Sample Complexity of Linear Quadratic Regulator Without Initial Stability
Amirreza Neshaei Moghaddam, Alex Olshevsky, Bahman Gharesifard
TL;DR
This work targets learning-based LQR with unknown dynamics by proposing a receding-horizon, model-free policy gradient algorithm that does not require a stabilizing initial policy or two-point gradient estimates. A hierarchical outer loop constructs surrogate finite-horizon costs, while an inner loop uses a one-point gradient estimator to optimize each horizon, with theoretical guarantees grounded in the contraction of the Riccati operator under the Riemannian distance.

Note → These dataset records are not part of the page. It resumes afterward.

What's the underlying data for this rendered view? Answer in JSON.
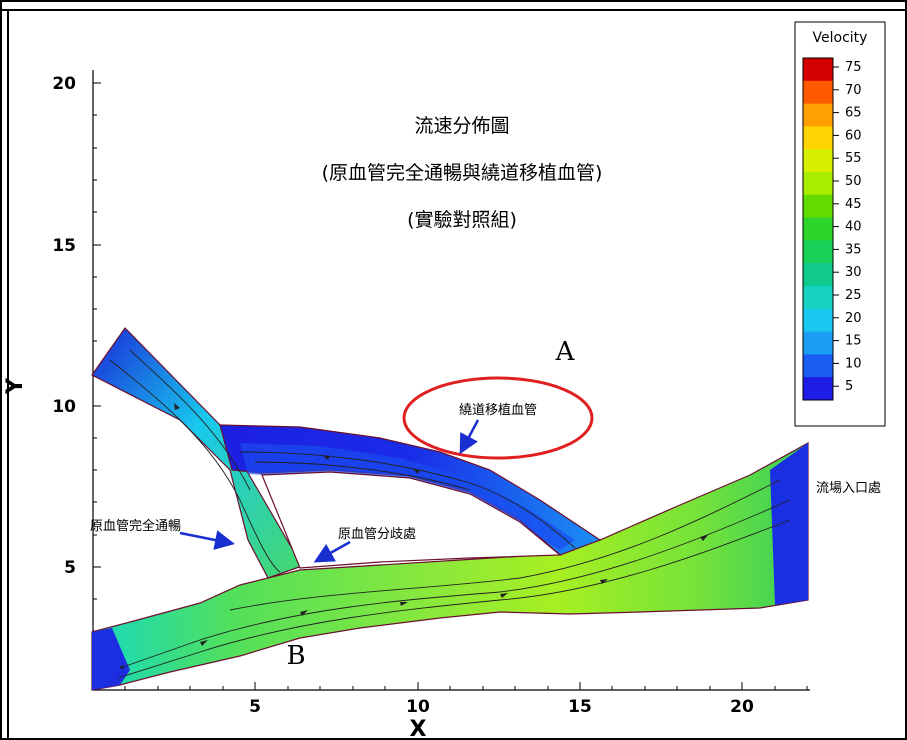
{
  "title_lines": [
    "流速分佈圖",
    "(原血管完全通暢與繞道移植血管)",
    "(實驗對照組)"
  ],
  "axes": {
    "x": {
      "label": "X",
      "range": [
        0,
        22
      ],
      "ticks": [
        5,
        10,
        15,
        20
      ]
    },
    "y": {
      "label": "Y",
      "range": [
        1,
        21
      ],
      "ticks": [
        5,
        10,
        15,
        20
      ]
    }
  },
  "legend": {
    "title": "Velocity",
    "levels": [
      75,
      70,
      65,
      60,
      55,
      50,
      45,
      40,
      35,
      30,
      25,
      20,
      15,
      10,
      5
    ],
    "colors": [
      "#d40000",
      "#ff5a00",
      "#ff9f00",
      "#ffd400",
      "#d8f000",
      "#a8ec00",
      "#62dc00",
      "#2fd42a",
      "#18cf58",
      "#10c98c",
      "#16d2c0",
      "#18c8ef",
      "#199ef2",
      "#1a5df2",
      "#1d1de6"
    ]
  },
  "annotations": {
    "label_a": "A",
    "label_b": "B",
    "bypass_graft": "繞道移植血管",
    "bifurcation": "原血管分歧處",
    "original_vessel_open": "原血管完全通暢",
    "inlet": "流場入口處"
  }
}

The authors establish a uniform $ ilde{O}(\\varepsilon^{-2})$ sample complexity, independent of problem-specific constants, by leveraging a refined analysis of error propagation. Empirical results on a standard LQR benchmark show favorable sample complexity and policy accuracy, often outperforming prior two-point methods, and the framework opens paths to extensions to nonlinear and partially observed systems.
Abstract
Inspired by REINFORCE, we introduce a novel receding-horizon algorithm for the Linear Quadratic Regulator (LQR) problem with unknown dynamics. Unlike prior methods, our algorithm avoids reliance on two-point gradient estimates while maintaining the same order of sample complexity. Furthermore, it eliminates the restrictive requirement of starting with a stable initial policy, broadening its applicability. Beyond these improvements, we introduce a refined analysis of error propagation through the contraction of the Riccati operator under the Riemannian distance. This refinement leads to a better sample complexity and ensures improved convergence guarantees.